Sport England also came out in opposition, claiming the scale of development would lead to loss of too much recreational land for the village.
At last Tuesday’s planning committee, Coun Kathryn Locke, vice-chairman of Billinghay Parish Council and chairman of Billinghay Neighbourhood Plan committee, outlined the work on the neighbourhood plan and their hopes for the site.
The committee opted to defer their decision to allow Lincolnshire County Council and Billinghay Parish Council to have further discussions about the site’s future.
Coun Locke said after the meeting they were delighted, adding: “This provides us with an opportunity to continue our liaison with Lincolnshire County Council and to find a way forward for community use on this site.”
Robbie Bonner, asset manager at the county council, said: “Before we submitted the planning application, we talked to local people to find out what their aspirations are for the site and to discuss the options.
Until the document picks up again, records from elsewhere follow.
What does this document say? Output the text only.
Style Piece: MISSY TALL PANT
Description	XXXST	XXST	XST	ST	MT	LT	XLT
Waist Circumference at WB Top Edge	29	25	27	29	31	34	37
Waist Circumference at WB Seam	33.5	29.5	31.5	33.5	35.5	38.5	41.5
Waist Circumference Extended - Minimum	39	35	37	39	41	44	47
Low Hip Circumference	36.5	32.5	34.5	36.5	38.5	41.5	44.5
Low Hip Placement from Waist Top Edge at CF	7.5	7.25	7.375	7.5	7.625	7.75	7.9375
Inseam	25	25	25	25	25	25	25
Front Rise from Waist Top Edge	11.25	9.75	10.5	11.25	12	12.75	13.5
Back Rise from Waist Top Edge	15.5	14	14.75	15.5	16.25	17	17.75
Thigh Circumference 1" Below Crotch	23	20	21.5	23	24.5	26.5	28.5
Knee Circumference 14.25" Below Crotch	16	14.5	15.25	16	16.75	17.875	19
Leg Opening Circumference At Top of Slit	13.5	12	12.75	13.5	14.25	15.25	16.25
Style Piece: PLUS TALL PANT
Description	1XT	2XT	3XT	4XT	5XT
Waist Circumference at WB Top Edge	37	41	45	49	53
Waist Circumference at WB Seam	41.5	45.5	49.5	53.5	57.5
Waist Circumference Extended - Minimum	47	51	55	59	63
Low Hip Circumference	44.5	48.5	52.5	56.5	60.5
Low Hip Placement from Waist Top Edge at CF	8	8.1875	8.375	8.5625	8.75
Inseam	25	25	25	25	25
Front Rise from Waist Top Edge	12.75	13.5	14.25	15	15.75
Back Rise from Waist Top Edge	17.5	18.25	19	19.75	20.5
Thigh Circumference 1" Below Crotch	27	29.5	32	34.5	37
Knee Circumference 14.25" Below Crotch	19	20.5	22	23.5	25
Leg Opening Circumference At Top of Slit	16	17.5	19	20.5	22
“From these discussions, we proposed that the original playing field remained and was available to the local community. However, we are happy to continue our discussions with the parish council to make sure that the needs of people in the area are met.”
Claire Markham, chairman of Billinghay Community Group, said: “This is exactly the outcome we were hoping for. There were some comments that the Neighbourhood Plan is not far enough down the line to be taken into consideration, but we argued the facts in the plan will not change after the referendum on it in June. It was felt that the two sides should work it through rather than waste two-and-a-half years of work.”
She said: “The site is so central to the village. It is the only opportunity for the village to develop its facilities when it is growing. There is nothing personal against the county council.”
Mrs Markham added: “We could come to an arrangement attractive to both parties. If there can be a reduced number of properties then I am sure we could meet somewhere in the middle. We have never objected to the other 560 houses going into the village, but we want a balance.”